You can see the curve at the arrows near the bottom, indicating inflow of surrounding air into the storm. This inflow turns a thunderstorm into more of an engine, processing a continuing stream of incoming air, removing its moisture. In a single cell thunderstorms in an environment without background winds, the "waste" air will eventually pile up and choke off the influx. But even in such circumstances, a few inches of rain may fall. That isn't by using up all of the moisture from the cloud's environment, but instead by using just a portion of the moisture from the reservoir in and around the cloud.
If some upper level winds exist to help exhaust the "spent" air, storm systems can persist for even longer periods of time. For example, the Midwestern United States commonly sees long-duration late summer heavy rainfall initiated along stationary boundaries in which inflow lacks direct access to significant warm water bodies.
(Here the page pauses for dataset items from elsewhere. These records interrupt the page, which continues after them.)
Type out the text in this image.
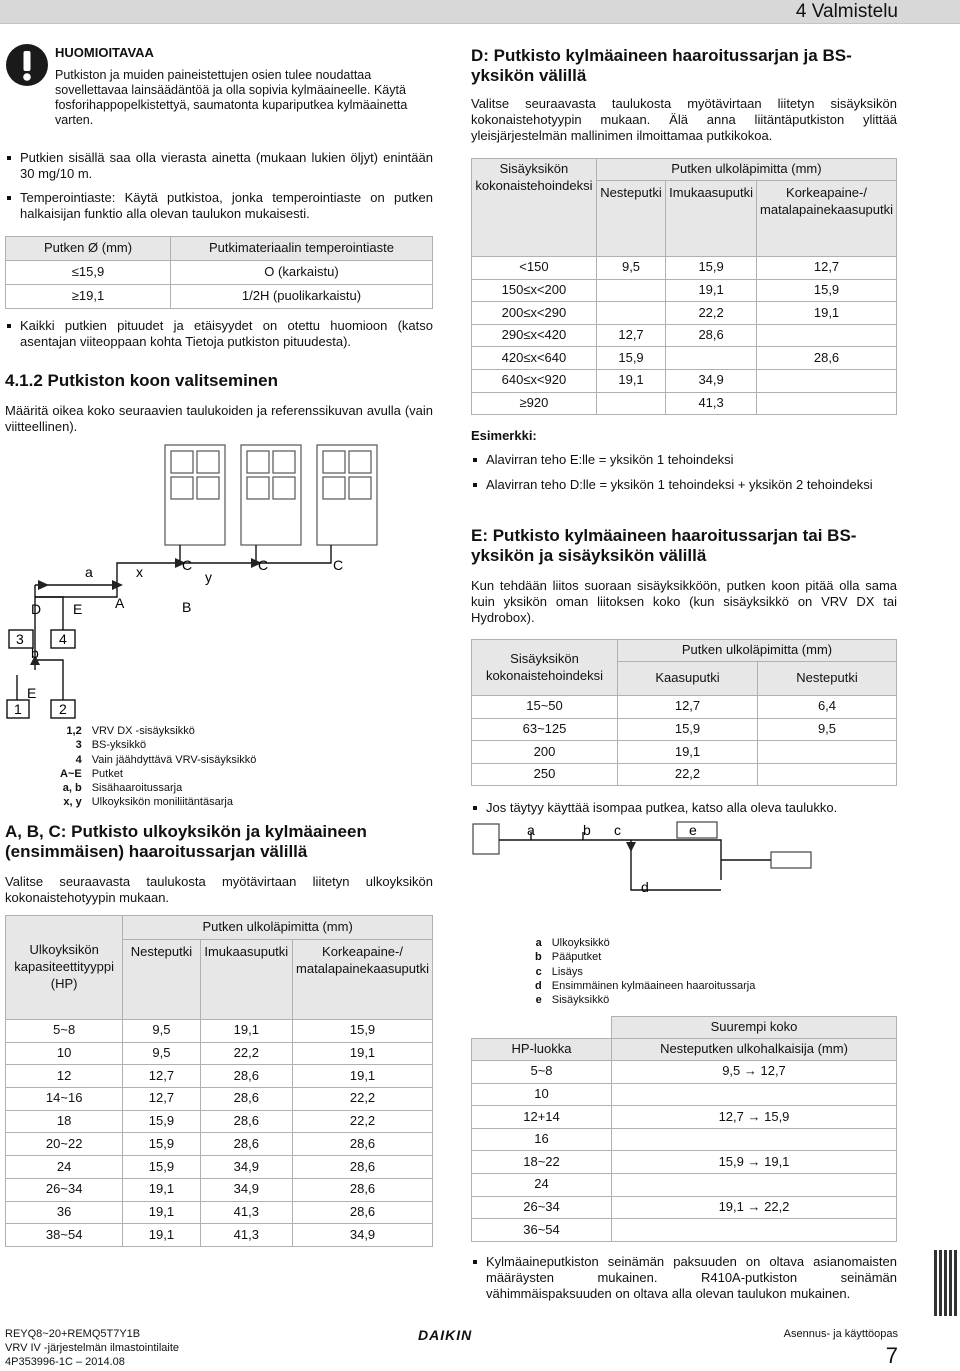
4 Valmistelu
HUOMIOITAVAA
Putkiston ja muiden paineistettujen osien tulee noudattaa sovellettavaa lainsäädäntöä ja olla sopivia kylmäaineelle. Käytä fosforihappopelkistettyä, saumatonta kupariputkea kylmäainetta varten.
Putkien sisällä saa olla vierasta ainetta (mukaan lukien öljyt) enintään 30 mg/10 m.
Temperointiaste: Käytä putkistoa, jonka temperointiaste on putken halkaisijan funktio alla olevan taulukon mukaisesti.
Putken Ø (mm)	Putkimateriaalin temperointiaste
≤15,9	O (karkaistu)
≥19,1	1/2H (puolikarkaistu)
Kaikki putkien pituudet ja etäisyydet on otettu huomioon (katso asentajan viiteoppaan kohta Tietoja putkiston pituudesta).
4.1.2 Putkiston koon valitseminen
Määritä oikea koko seuraavien taulukoiden ja referenssikuvan avulla (vain viitteellinen).
a	x	y
C	C	C
A	B
D E
E
3	4
b
1	2
1,2	VRV DX -sisäyksikkö
3	BS-yksikkö
4	Vain jäähdyttävä VRV-sisäyksikkö
A~E	Putket
a, b	Sisähaaroitussarja
x, y	Ulkoyksikön moniliitäntäsarja
A, B, C: Putkisto ulkoyksikön ja kylmäaineen (ensimmäisen) haaroitussarjan välillä
Valitse seuraavasta taulukosta myötävirtaan liitetyn ulkoyksikön kokonaistehotyypin mukaan.
Ulkoyksikön kapasiteettityyppi (HP)	Putken ulkoläpimitta (mm)		
	Nesteputki	Imukaasuputki	Korkeapaine-/ matalapainekaasuputki
5~8	9,5	19,1	15,9
10	9,5	22,2	19,1
12	12,7	28,6	19,1
14~16	12,7	28,6	22,2
18	15,9	28,6	22,2
20~22	15,9	28,6	28,6
24	15,9	34,9	28,6
26~34	19,1	34,9	28,6
36	19,1	41,3	28,6
38~54	19,1	41,3	34,9
D: Putkisto kylmäaineen haaroitussarjan ja BS-yksikön välillä
Valitse seuraavasta taulukosta myötävirtaan liitetyn sisäyksikön kokonaistehotyypin mukaan. Älä anna liitäntäputkiston ylittää yleisjärjestelmän mallinimen ilmoittamaa putkikokoa.
Sisäyksikön kokonaistehoindeksi	Putken ulkoläpimitta (mm)		
	Nesteputki	Imukaasuputki	Korkeapaine-/ matalapainekaasuputki
<150	9,5	15,9	12,7
150≤x<200		19,1	15,9
200≤x<290		22,2	19,1
290≤x<420	12,7	28,6	
420≤x<640	15,9		28,6
640≤x<920	19,1	34,9	
≥920		41,3	
Esimerkki:
Alavirran teho E:lle = yksikön 1 tehoindeksi
Alavirran teho D:lle = yksikön 1 tehoindeksi + yksikön 2 tehoindeksi
E: Putkisto kylmäaineen haaroitussarjan tai BS-yksikön ja sisäyksikön välillä
Kun tehdään liitos suoraan sisäyksikköön, putken koon pitää olla sama kuin yksikön oman liitoksen koko (kun sisäyksikkö on VRV DX tai Hydrobox).
Sisäyksikön kokonaistehoindeksi	Putken ulkoläpimitta (mm)	
	Kaasuputki	Nesteputki
15~50	12,7	6,4
63~125	15,9	9,5
200	19,1	
250	22,2	
Jos täytyy käyttää isompaa putkea, katso alla oleva taulukko.
a	b c	e
d
a	Ulkoyksikkö
b	Pääputket
c	Lisäys
d	Ensimmäinen kylmäaineen haaroitussarja
e	Sisäyksikkö
	Suurempi koko
HP-luokka	Nesteputken ulkohalkaisija (mm)
5~8	9,5 → 12,7
10	
12+14	12,7 → 15,9
16	
18~22	15,9 → 19,1
24	
26~34	19,1 → 22,2
36~54	
Kylmäaineputkiston seinämän paksuuden on oltava asianomaisten määräysten mukainen. R410A-putkiston seinämän vähimmäispaksuuden on oltava alla olevan taulukon mukainen.
REYQ8~20+REMQ5T7Y1B
VRV IV -järjestelmän ilmastointilaite
4P353996-1C – 2014.08
DAIKIN	Asennus- ja käyttöopas
7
Larger systems that dump huge amount of precipitation over greater areas must pull in a more consistent, stronger inflow of warm, moist air from greater distance. Examples of this happening include the Pineapple Express for rainfall in California/the southwest US, the low-level jet for spring and summer squall lines in the Plains, onshore winds during the Indian monsoon, and air from off the Gulf Stream in Nor'easters.
In all these regional large precipitation events moist air gathered from a great surface area flows into a smaller region. As the air approaches, it is lifted by the low pressure and its associated features, condenses, and finally falls as rain (or snow). This process is often termed "moisture convergence". The Storm Prediction Center also offers plots of localized deep moisture convergence [choose a region, then look under the upper air menu]. The convergence contours, shown in red, really show the piling up of humidity that is causing the heavy rainfall in Harvey:

But perhaps to visualize the scale involved in creating a catastrophic largescale flood such as Harvey, this plot, created from a base image from pivotalweather.com, best shows the conditions around the storm (from the GFS model):

Basically the atmosphere of the entire Gulf (and beyond) is being pumped into the southeast Texas area. So although the air can only hold a couple inches (some 50 mm) of water, and evaporation rates are typically only a fraction of an inch (several mm) per day... bringing that together from such a large source region, and focusing it down into one small area... can lead to these awful extreme deluges.
Addendum: It should also be highlighted that the NHC adds in their
report on Harvey that rising motion was also enhanced by a front which had stalled in the area. Air being advected in by Harvey's flow would naturally rise over that layer of cooler air when moving inland (a process called isentropic lift), which proves particularly efficient in condensing out the (abundant) moisture en masse into rainfall. Most substantial regional floods require similar existence of a significant broad lifting mechanisms overlaid with such a relentless inflow of warm, moist air.